By Emily Miles
Amid a national depression, skyrocketing rates of foreclosure and record-breaking debt, Americans are struggling to buy and maintain homes. In the city of Ithaca, however, one organization strives to change that.
Ithaca Neighborhood Housing Services functions under the motto of “Building neighborhoods, community, ownership,” and lists one main goal: “to serve all people seeking affordable housing.” Since its establishment in 1977, the organization has far exceeded its goals. INHS has recently expanded its services to all residents of Tompkins County, spanning beyond Ithaca City limits.
INHS serves to assist low to moderate-income families in obtaining quality, sustainable housing on a long-term basis. INHS believes this is the first step toward revitalizing neighborhoods and encouraging stability and diversity. Recently, the organization has also committed to creating energy-efficient housing and sustainable communities that benefit residents of all income levels and occupations.
“Promoting home ownership is considered key to meeting INHS’ goals,” Executive Director Paul Mazzarella said. He believes that when renters become homeowners, the whole community benefits. In order to achieve this, INHS offers affordable houses and townhouses for purchasing and owning and has also developed apartment complexes for renting.
“We believe in general that homeowners become stakeholders in their neighborhood and work with other residents to ensure the vibrancy of the neighborhood and make our community a better place to live,” Mazzarella said.
Overall, there is a fairly low rate of home-ownership in Ithaca, with only 26 percent of housing units owned by homeowners. According to Mazzarella, this rate is at 66 percent nationally and has risen steadily. It recently reached all time high of 68 percent. The reverse is occurring in Ithaca. Home-ownership has been declining. This is mostly due to the fact that more and more rental units have been built. There are also more renters in general with a high population of students and professors.
Mazzarella said that an important goal in the city has been to increase ownership. City officials believe that homeowners are a stabilizing force in communities because they tend to be “more engaged” and remain in the area for a longer time.
INHS also offers home buying classes to ensure that homebuyers understand the basic facts of the process, inspection, loans and signings. Just this year, the classes were offered on a sliding fee scale starting at $20.
“It’s practices like these that have enabled Ithaca to maintain its homeownership,” Mazzarella said. “Our programs are based on education, which is largely the national problem.”
Currently, only one INHS program is limited to city of Ithaca residents. The Senior Home Assistance and Repairs Program (SHARP) exists to offer free repairs to homeowners, only at the cost of materials. Natasha Tall purchased her house 15 years ago. Now, widowed and living alone, Tall relies on SHARP to maintain her home.
“When you are alone, it is so important to know that people will be there to help you and take care of you,” Tall said.
And INHS has been there through it all.
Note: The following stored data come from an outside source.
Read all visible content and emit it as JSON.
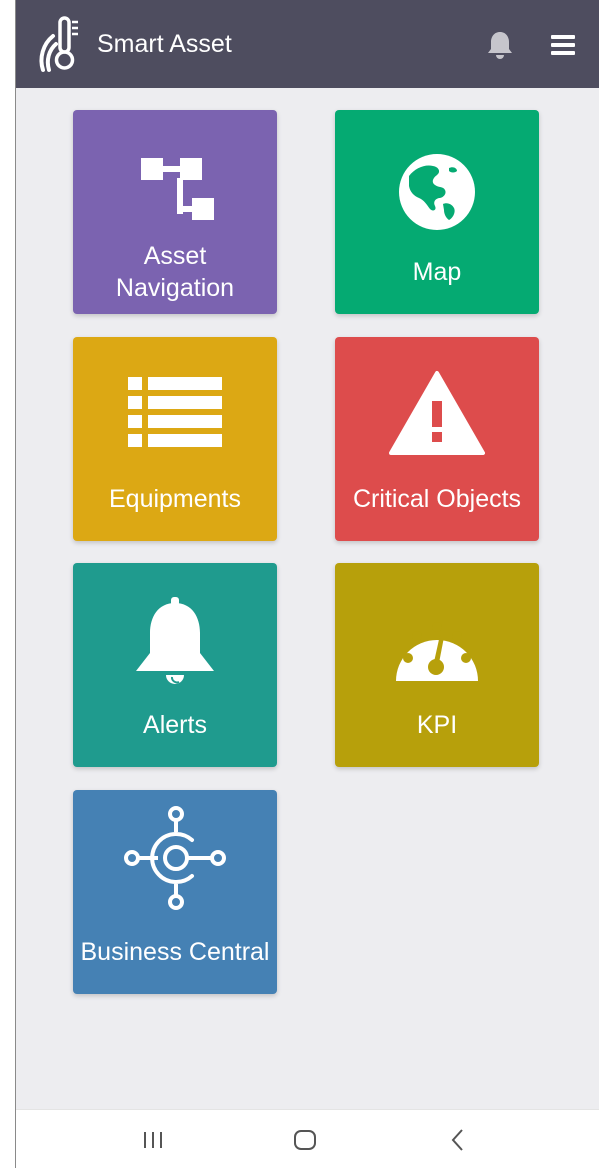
{
  "app": {
    "title": "Smart Asset",
    "logo_icon": "thermometer-signal-logo",
    "header_color": "#4e4d5f",
    "background_color": "#ededf0"
  },
  "header": {
    "notifications_icon": "bell-icon",
    "menu_icon": "hamburger-menu-icon"
  },
  "tiles": [
    {
      "label_line1": "Asset",
      "label_line2": "Navigation",
      "icon": "hierarchy-tree-icon",
      "color": "#7b63b0"
    },
    {
      "label": "Map",
      "icon": "globe-americas-icon",
      "color": "#05aa72"
    },
    {
      "label": "Equipments",
      "icon": "list-icon",
      "color": "#dca814"
    },
    {
      "label": "Critical Objects",
      "icon": "warning-triangle-icon",
      "color": "#dd4c4c"
    },
    {
      "label": "Alerts",
      "icon": "bell-icon",
      "color": "#1f9b8e"
    },
    {
      "label": "KPI",
      "icon": "gauge-icon",
      "color": "#b7a00b"
    },
    {
      "label": "Business Central",
      "icon": "hub-connector-icon",
      "color": "#4581b4"
    }
  ],
  "system_nav": {
    "recents_icon": "recent-apps-icon",
    "home_icon": "home-icon",
    "back_icon": "back-icon"
  }
}
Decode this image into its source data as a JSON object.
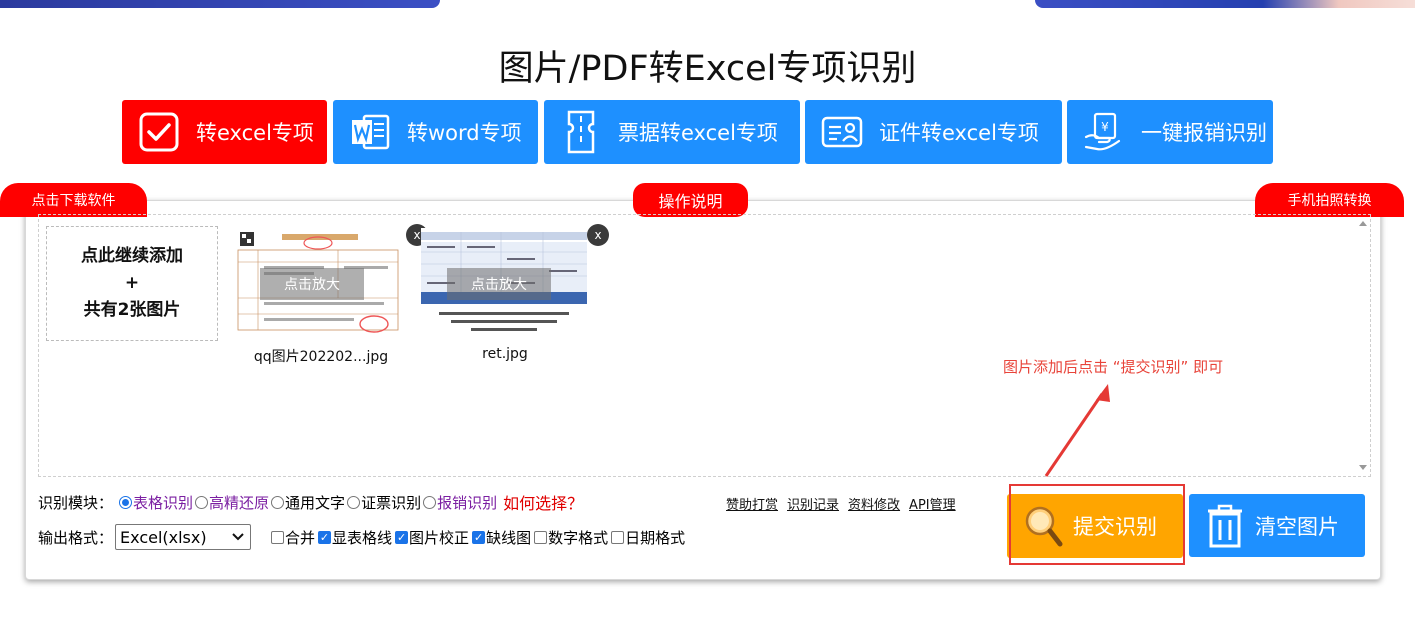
{
  "page": {
    "title": "图片/PDF转Excel专项识别"
  },
  "tabs": [
    {
      "label": "转excel专项",
      "icon": "checkbox-icon",
      "active": true
    },
    {
      "label": "转word专项",
      "icon": "word-icon",
      "active": false
    },
    {
      "label": "票据转excel专项",
      "icon": "receipt-icon",
      "active": false
    },
    {
      "label": "证件转excel专项",
      "icon": "id-card-icon",
      "active": false
    },
    {
      "label": "一键报销识别",
      "icon": "reimburse-icon",
      "active": false
    }
  ],
  "pills": {
    "download": "点击下载软件",
    "instructions": "操作说明",
    "mobile": "手机拍照转换"
  },
  "upload": {
    "add_line1": "点此继续添加",
    "add_line2": "+",
    "add_line3": "共有2张图片",
    "files": [
      {
        "name": "qq图片202202...jpg",
        "zoom_label": "点击放大",
        "close": "x"
      },
      {
        "name": "ret.jpg",
        "zoom_label": "点击放大",
        "close": "x"
      }
    ],
    "hint": "图片添加后点击 “提交识别” 即可"
  },
  "options": {
    "module_label": "识别模块：",
    "modules": [
      {
        "label": "表格识别",
        "selected": true,
        "color": "#7b1fa2"
      },
      {
        "label": "高精还原",
        "selected": false,
        "color": "#7b1fa2"
      },
      {
        "label": "通用文字",
        "selected": false,
        "color": "#111111"
      },
      {
        "label": "证票识别",
        "selected": false,
        "color": "#111111"
      },
      {
        "label": "报销识别",
        "selected": false,
        "color": "#7b1fa2"
      }
    ],
    "help_link": "如何选择？",
    "format_label": "输出格式：",
    "format_value": "Excel(xlsx)",
    "checks": [
      {
        "label": "合并",
        "checked": false
      },
      {
        "label": "显表格线",
        "checked": true
      },
      {
        "label": "图片校正",
        "checked": true
      },
      {
        "label": "缺线图",
        "checked": true
      },
      {
        "label": "数字格式",
        "checked": false
      },
      {
        "label": "日期格式",
        "checked": false
      }
    ],
    "links": [
      "赞助打赏",
      "识别记录",
      "资料修改",
      "API管理"
    ]
  },
  "actions": {
    "submit": "提交识别",
    "clear": "清空图片"
  },
  "colors": {
    "accent_blue": "#1e90ff",
    "accent_red": "#ff0000",
    "submit_orange": "#ffa500"
  }
}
Tall said, “the list would take days to produce.” Toilet repair, new windows, screens for the summer. If Tall has an issue with her house, she calls INHS and they send someone right away to take care of it. All Tall has to do is pay for the materials.
“What they do is really wonderful,” Tall said, “I know that if I need anything, they will be there for me.”
Without the help of INHS, Tall would have had to mortgage her home and face extreme debt. This is the exact problem that most homeowners in the United States are facing with the rise of subprime lending and “bad” banking practices. Subprime lending is typically offered to people with bad credit reports. INHS avoids this by offering affordable housing. Families in Ithaca are able to purchase homes without relying on lending.
Mazzarella believes Ithaca has largely avoided the foreclosure bubble. Typically, local banks in Ithaca do not offer subprime mortgages. Ithaca boasts an extremely low rate of foreclosure, ranking last nationally according to the New York Times. The city has also maintained a stable economy throughout the recent national depression.
Carol Eichler, the director of community relations at INHS, believes that ownership contributes to the feeling of community. Part of Eichler’s job is finding success stories and sharing them. In an interview with a young couple that had purchased their first home, Eichler asked the couple what ownership meant after the experience. The couple expressed their gratitude to INHS for assisting them in buying their first home.
“It completely changes people’s attitudes about their communities,” Eichler said.